What is Zenker's Diverticulum?
Zenker's diverticulum (ZD) is a condition characterized by a pouch that develops in the upper esophagus in the neck. The pouch can contain food which can cause difficulty or pain with swallowing and bad breath. Cases of ZD are generally categorized as small, intermediate, or large, depending on the size of the pouch. The condition appears more often in men and women older than 50, and affects men more frequently than women.
Symptoms may include:
- Discomfort with swallowing
- Regurgitation of undigested food hours after eating
- Coughing or the feeling of food sticking in the throat after eating
- Aspirating food or liquid that enters the airway and causes choking or bleeding
- Bad breath
- Unexplained weight loss
The cause is most commonly secondary to increased tension in the muscle at the top of the esophagus (called the cricopharyngeus muscle) causing a functional obstruction.
ZD is generally diagnosed by means of a barium swallow, which is also called a contrast esophagram. For this test, you will drink a barium-containing liquid, which coats the inside of the esophagus and makes its shape and contours appear on x-rays. The x-ray technologist may take a series of images.
Other tests your physician may prescribe for you include:
- Endoscopy. You will be given a relaxing medication intravenously (in a vein) and the surgeon or gastroenterologist will numb the back of your throat and examine the upper esophagus with an endoscope.
- Esophageal manometry. This test measures the pressure inside the lower esophageal sphincter, and may be used if your physician suspects an esophageal movement disorder.
A physical examination and patient history are also important parts of diagnosis.
There are currently no medications to treat ZD. Surgery is the main therapeutic approach; however, some small diverticula do not require treatment.
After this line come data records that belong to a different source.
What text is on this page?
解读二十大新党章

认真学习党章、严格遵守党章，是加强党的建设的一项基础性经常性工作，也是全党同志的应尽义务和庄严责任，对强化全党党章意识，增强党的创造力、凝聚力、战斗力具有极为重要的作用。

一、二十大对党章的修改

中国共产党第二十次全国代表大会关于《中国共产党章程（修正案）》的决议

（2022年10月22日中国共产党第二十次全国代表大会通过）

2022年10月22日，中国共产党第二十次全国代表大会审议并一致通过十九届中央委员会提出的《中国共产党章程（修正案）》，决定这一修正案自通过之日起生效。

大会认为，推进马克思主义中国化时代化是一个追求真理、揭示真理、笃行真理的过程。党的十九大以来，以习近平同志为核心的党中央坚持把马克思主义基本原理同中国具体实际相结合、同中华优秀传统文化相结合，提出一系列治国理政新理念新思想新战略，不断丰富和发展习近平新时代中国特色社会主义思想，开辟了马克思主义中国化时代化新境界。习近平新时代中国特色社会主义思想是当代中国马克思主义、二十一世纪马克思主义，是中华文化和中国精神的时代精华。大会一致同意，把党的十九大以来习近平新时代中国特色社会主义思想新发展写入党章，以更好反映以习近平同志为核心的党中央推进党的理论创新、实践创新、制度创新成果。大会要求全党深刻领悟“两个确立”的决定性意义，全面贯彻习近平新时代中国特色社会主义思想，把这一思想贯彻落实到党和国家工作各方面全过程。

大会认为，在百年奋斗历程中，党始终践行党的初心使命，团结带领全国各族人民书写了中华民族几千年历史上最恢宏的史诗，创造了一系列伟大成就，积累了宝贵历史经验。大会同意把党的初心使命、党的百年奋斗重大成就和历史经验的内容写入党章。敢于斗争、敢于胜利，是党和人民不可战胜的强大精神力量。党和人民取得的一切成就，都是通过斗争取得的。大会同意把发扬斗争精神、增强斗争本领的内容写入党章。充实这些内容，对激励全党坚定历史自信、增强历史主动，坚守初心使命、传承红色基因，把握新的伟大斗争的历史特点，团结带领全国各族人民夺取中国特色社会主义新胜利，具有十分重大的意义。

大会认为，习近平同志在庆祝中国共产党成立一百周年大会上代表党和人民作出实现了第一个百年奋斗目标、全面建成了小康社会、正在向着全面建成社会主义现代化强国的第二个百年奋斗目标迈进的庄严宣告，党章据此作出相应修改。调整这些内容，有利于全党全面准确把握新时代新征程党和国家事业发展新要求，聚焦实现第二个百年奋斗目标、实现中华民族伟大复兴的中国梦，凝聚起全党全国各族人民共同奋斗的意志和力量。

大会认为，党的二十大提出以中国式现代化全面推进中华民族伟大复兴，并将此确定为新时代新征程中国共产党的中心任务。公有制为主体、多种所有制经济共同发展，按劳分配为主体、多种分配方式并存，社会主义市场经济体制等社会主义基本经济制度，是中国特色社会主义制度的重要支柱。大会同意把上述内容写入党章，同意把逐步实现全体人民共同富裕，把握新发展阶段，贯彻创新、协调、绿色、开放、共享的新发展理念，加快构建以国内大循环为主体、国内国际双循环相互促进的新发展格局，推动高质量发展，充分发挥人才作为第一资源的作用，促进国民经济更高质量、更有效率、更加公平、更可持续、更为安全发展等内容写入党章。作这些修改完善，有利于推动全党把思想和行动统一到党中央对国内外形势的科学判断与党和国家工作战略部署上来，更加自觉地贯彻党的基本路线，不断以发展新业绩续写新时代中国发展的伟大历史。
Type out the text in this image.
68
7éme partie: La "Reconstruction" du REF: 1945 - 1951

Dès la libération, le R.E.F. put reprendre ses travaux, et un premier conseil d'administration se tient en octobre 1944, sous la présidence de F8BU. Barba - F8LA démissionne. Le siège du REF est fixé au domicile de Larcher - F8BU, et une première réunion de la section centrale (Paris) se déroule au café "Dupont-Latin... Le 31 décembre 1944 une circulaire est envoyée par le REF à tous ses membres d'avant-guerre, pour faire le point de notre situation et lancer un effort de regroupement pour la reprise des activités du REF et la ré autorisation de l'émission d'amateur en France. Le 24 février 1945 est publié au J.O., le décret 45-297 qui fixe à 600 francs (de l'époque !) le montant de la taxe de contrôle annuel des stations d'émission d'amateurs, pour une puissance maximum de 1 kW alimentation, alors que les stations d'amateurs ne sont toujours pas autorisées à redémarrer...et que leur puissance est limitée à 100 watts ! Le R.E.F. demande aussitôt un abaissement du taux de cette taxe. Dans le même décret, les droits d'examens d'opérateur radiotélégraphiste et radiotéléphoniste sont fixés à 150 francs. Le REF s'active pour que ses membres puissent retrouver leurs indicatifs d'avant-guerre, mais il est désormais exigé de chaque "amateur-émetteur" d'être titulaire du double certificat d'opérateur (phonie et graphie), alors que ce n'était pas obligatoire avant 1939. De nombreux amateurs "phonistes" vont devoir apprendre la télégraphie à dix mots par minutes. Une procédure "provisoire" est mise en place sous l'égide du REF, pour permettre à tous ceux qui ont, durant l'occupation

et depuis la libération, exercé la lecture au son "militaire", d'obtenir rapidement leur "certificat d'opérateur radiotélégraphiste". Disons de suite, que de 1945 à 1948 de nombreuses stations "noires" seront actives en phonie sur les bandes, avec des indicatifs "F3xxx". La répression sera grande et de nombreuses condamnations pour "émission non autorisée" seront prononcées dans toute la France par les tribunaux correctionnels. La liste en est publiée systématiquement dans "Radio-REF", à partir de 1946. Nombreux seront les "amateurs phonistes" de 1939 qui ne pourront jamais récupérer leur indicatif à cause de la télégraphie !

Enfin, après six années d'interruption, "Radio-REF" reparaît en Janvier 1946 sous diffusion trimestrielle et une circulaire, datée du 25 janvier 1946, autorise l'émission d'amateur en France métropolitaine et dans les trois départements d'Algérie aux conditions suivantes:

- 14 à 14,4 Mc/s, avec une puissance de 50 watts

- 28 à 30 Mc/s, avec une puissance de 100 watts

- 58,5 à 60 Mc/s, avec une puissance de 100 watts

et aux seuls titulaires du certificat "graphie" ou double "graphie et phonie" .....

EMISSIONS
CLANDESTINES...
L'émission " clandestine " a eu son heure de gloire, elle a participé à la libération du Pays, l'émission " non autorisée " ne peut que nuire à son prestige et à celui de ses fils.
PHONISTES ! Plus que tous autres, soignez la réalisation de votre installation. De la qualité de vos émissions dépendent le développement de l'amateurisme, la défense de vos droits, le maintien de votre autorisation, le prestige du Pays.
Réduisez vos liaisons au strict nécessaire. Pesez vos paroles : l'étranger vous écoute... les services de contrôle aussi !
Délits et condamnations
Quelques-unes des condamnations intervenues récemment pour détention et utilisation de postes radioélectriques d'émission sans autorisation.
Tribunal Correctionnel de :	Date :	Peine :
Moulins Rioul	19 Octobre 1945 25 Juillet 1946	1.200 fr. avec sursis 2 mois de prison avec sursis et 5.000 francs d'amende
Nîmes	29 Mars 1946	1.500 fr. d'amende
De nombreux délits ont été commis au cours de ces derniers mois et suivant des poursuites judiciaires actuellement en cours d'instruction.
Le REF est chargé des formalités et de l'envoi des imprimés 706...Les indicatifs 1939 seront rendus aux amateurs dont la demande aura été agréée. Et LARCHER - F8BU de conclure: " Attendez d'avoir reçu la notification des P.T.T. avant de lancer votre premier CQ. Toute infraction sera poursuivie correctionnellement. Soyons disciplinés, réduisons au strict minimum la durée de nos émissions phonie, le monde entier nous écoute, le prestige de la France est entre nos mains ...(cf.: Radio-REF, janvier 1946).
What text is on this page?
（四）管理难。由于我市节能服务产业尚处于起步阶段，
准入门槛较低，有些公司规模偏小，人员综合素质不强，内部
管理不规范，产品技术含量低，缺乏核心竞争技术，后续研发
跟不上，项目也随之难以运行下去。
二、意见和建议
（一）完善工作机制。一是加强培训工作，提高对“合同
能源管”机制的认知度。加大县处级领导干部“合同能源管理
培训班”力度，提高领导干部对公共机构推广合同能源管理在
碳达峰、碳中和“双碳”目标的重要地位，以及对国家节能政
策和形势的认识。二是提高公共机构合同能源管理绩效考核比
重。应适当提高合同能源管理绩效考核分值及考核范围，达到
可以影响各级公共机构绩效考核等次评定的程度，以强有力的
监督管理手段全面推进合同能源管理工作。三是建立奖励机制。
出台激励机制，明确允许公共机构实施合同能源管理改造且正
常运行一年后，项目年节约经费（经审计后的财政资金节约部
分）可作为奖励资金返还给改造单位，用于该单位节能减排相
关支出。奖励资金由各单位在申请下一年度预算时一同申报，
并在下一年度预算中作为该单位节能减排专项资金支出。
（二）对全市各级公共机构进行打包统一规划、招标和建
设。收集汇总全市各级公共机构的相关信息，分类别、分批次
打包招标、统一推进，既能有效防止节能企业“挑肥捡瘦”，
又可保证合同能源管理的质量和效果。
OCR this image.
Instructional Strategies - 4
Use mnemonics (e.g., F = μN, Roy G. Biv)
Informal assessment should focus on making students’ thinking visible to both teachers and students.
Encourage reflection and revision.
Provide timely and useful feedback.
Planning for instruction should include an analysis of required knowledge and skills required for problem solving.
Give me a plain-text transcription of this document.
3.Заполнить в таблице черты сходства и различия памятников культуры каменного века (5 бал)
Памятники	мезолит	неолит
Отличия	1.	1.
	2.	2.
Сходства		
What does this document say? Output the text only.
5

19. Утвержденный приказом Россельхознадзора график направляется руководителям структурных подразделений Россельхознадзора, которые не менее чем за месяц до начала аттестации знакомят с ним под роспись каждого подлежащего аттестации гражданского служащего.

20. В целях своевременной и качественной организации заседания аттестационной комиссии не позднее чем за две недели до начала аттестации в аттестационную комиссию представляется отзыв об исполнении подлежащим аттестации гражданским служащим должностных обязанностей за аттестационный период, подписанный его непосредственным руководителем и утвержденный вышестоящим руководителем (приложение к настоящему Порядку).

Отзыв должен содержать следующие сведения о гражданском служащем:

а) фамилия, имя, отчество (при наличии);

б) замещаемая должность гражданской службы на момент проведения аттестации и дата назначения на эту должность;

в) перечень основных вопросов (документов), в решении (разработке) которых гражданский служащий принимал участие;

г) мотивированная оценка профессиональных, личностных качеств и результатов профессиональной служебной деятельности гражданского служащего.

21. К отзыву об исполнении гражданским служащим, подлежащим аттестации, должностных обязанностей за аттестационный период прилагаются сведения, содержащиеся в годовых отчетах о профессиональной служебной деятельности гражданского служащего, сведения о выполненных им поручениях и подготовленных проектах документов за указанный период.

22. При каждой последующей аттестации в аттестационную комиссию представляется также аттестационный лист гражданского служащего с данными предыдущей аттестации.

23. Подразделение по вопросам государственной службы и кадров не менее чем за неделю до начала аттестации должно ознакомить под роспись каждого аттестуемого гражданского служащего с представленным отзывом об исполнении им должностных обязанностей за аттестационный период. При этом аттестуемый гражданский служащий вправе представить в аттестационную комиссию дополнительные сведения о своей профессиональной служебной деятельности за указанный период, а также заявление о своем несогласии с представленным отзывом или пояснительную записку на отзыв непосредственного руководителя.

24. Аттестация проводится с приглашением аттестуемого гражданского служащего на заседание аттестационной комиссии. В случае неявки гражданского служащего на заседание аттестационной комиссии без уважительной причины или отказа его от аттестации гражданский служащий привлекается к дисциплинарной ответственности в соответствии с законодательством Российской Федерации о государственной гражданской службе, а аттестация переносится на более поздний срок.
Open and endovascular or transoral repair have both been found to be successful.
For open surgery, an incision is made in your neck and the pouch is removed or tacked upside down so it cannot fill—or it is removed completely. An important part of the operation is to cut the muscle just below the diverticulum to prevent recurrence. Most patients must stay in the hospital for one or two days after the procedure.
In endoscopic repair or transoral repair, a stapling device is inserted through the mouth using metal tubes. The muscle between the pouch and the esophagus is divided, thereby making the pouch part of the upper esophagus. This method does not require an incision, is faster, equally effective and reduces the risk of complications, as well as time in the hospital.
Your physician will work with you to determine the best treatment option, according to your unique situation.